One of the figures that stands out among the southern Italian brigands is Michele Pezza from Itri, known as “fra’ Diavolo” (brother Devil).
As a young boy, Michele worked in the shop of Mauro Eleuterio, a saddle maker, a rough and violent master. Clouts and tellings-off were the norm, until one day Michele picked up a pointed knife and stabbed Mauro in the stomach finishing him off,
This was how the brigand’s career began, first of all running into hiding and then, to get off a prison sentence, he enrolled in the Bourbon army. His courage and ability as a fighter were soon rewarded and he was made colonel. With three thousand men under his command, he fought in the service of King Ferdinand and Queen Carolina Ruffo in the reconquest of the Reign of Naples; he defeated the French time and time again in a series of ambushes, thus earning his nickname “Fra’ Diavolo” (Brother Devil)
His notoriety reached Paris and in 1806 Napoleon was forced to intervene with a reproachful letter addressed to his brother Joseph, who, in the meantime, had been appointed King of Naples.

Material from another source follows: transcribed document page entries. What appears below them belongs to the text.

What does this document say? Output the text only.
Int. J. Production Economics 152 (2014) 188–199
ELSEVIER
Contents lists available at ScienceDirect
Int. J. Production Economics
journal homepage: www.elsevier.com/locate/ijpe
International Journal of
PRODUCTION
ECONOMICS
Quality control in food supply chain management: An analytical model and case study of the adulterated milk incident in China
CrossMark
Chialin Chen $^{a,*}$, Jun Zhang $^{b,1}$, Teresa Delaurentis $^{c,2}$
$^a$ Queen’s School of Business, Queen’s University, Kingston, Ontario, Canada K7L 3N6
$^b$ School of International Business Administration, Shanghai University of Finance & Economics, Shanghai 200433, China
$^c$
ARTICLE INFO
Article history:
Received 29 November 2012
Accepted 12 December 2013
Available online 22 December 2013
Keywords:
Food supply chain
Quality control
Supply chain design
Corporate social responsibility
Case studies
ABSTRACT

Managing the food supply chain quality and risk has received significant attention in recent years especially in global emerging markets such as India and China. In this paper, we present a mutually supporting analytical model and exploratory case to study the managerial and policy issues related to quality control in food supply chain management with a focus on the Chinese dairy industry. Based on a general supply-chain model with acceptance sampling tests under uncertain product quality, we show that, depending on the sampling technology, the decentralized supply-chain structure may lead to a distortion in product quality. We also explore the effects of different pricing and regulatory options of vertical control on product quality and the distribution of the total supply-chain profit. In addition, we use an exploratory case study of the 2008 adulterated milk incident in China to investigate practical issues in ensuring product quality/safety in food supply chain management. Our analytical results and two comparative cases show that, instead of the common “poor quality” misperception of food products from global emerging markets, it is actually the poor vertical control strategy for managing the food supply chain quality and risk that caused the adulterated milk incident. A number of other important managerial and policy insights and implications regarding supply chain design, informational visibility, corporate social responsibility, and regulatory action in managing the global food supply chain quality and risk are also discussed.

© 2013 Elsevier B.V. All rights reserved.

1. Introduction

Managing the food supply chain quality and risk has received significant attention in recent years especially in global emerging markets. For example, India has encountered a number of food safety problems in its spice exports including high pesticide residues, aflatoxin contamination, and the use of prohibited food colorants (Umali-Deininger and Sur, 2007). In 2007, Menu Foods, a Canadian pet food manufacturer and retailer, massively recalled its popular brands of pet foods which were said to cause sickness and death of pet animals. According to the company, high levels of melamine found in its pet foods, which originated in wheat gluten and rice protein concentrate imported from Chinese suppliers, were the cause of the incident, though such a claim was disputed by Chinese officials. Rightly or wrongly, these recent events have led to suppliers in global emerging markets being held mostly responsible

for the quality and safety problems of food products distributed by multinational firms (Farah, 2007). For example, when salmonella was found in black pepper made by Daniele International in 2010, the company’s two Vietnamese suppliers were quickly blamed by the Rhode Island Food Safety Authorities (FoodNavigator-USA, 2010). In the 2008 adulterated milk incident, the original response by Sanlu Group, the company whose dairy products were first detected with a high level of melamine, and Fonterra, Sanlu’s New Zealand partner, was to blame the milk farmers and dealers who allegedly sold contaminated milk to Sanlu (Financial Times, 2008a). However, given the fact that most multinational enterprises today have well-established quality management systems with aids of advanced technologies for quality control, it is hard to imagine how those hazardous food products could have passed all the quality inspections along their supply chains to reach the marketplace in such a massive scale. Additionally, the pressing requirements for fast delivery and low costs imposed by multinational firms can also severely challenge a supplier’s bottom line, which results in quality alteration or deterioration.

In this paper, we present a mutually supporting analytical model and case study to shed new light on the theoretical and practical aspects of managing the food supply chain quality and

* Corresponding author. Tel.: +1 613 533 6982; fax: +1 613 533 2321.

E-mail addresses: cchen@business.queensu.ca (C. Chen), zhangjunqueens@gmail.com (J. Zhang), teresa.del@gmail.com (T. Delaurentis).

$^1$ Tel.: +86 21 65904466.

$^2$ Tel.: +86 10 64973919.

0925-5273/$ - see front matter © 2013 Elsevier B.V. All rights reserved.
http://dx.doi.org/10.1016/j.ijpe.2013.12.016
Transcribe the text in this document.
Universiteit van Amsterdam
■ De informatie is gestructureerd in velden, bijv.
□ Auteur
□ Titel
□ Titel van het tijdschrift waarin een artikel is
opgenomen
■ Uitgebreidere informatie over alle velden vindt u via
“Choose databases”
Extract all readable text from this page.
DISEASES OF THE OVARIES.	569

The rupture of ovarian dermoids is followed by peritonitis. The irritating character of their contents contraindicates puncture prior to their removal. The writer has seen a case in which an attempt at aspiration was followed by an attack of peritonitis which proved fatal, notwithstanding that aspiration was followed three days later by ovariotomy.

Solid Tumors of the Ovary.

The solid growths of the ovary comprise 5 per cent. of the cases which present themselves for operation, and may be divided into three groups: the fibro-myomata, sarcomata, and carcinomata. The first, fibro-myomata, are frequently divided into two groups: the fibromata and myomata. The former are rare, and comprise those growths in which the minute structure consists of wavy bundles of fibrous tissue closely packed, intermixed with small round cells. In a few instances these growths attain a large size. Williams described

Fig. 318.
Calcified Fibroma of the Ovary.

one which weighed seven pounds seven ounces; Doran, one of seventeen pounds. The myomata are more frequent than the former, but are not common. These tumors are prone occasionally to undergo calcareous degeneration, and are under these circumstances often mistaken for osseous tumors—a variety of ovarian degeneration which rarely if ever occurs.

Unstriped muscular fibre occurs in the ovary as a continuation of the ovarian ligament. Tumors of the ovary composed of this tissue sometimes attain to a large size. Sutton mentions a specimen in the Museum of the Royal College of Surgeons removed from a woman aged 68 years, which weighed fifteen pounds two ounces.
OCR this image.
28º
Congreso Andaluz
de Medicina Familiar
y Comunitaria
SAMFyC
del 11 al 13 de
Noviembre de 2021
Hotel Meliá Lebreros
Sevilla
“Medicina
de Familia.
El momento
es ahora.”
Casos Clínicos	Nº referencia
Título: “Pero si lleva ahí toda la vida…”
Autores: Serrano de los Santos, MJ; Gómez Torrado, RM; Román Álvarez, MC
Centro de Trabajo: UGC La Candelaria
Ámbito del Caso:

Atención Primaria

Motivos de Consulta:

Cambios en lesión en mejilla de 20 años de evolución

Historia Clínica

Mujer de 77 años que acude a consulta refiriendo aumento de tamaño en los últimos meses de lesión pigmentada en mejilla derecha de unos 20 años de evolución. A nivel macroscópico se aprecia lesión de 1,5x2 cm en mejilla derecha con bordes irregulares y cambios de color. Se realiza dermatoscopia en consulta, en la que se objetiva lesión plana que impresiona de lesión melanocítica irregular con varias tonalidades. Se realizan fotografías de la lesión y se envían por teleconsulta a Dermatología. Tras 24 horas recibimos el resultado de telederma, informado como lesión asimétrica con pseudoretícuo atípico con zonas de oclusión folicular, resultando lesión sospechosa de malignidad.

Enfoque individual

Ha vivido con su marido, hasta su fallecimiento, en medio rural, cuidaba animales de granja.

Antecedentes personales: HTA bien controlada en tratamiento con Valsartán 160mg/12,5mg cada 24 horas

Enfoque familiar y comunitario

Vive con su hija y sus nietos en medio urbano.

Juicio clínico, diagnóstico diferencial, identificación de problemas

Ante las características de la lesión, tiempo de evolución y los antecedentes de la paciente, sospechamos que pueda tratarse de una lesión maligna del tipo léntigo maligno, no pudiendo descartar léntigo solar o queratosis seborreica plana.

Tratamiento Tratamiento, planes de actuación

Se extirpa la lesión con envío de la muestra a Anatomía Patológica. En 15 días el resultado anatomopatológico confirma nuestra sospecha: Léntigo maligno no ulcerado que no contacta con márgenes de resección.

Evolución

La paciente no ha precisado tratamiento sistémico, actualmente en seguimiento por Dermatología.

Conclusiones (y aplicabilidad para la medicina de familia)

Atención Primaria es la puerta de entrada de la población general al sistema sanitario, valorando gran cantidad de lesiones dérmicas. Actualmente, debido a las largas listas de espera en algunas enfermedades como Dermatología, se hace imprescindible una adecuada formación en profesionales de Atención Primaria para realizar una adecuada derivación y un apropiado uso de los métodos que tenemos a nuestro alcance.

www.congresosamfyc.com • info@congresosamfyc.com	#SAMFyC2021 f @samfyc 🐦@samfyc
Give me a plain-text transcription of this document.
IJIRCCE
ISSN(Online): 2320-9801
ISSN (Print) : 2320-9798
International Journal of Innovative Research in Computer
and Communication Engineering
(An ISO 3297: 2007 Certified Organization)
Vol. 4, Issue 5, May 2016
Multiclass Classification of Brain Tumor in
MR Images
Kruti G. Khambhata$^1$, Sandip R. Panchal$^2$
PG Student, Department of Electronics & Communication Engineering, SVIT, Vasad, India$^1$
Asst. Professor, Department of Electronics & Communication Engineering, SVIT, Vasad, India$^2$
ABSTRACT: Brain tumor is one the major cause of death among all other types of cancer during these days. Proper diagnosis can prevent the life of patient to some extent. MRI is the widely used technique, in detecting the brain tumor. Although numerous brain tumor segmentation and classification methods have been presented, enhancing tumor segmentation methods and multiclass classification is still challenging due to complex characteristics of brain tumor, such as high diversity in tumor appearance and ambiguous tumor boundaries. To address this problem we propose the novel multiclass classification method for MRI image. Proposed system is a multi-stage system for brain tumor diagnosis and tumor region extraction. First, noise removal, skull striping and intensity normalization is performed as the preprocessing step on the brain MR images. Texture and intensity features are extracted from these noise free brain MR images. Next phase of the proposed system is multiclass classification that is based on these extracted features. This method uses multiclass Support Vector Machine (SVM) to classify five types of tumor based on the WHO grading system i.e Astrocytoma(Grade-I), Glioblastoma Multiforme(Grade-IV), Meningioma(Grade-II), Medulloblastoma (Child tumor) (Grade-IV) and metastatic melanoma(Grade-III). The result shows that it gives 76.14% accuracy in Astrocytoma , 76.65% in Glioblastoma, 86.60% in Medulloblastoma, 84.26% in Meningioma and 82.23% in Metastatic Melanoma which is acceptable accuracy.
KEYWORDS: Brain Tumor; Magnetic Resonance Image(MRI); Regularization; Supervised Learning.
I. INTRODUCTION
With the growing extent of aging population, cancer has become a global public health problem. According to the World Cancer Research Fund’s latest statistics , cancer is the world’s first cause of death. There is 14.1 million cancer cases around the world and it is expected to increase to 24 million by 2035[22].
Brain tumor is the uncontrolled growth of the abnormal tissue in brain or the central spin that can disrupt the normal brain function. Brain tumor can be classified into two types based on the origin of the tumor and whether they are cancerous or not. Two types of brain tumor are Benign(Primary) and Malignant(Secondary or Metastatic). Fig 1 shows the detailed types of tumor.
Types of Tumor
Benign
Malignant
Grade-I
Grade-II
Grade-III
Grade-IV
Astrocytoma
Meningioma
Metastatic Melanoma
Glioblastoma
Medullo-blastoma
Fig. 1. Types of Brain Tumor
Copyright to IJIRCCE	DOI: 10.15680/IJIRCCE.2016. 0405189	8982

Fra’ Diavolo’s destiny was marked. In order to escape from the ferocious hunt mounted by the French, he fled to the Lattari Mountains. He reached the Castle of Lettere and from thence on to Agerola. There, he came across his friend, Giuseppe Mansi, who had fought with him in the Bourbonic army and who, in the meantime, had become the head of a local band of brigands. Giuseppe, very kindly, offered him his own home in Furore as a hiding place, leaving him in his wife’s care – they soon became lovers. Michele remained hidden there for a few months but soon the ‘dolce vita’ was over. Fra’ Diavolo climbed up the Lattari Mountains once more. He stayed, ‘hunted like a boar’, for a few weeks in the Chiancolelle woods above Tramonti, helped and fed by the shepherds. He eventually reached Eboli where he tried to sail for Sicily but his attempt failed. He was captured with his friend, Vito, in the countryside near Olevano sul Tusciano by General Joseph Leopold Hugo, father of Victor. Detained in the Arechi castle in Salerno, he was later transferred to Naples. The French tried to convince him to enrol in their army as Colonel of the Gendarmerie. But the proud rebel, remaining coherent and faithful to his principles, refused point blank. After trial, at only thirty five years of age, on 11th November 1806, he was hung in Piazza Mercato in Naples. Many tears were shed especially by the women who greatly appreciated his prowess as ‘lover of the mountain’.
A devil of a brigand who couldn’t be caught A devil of an irrestible lover.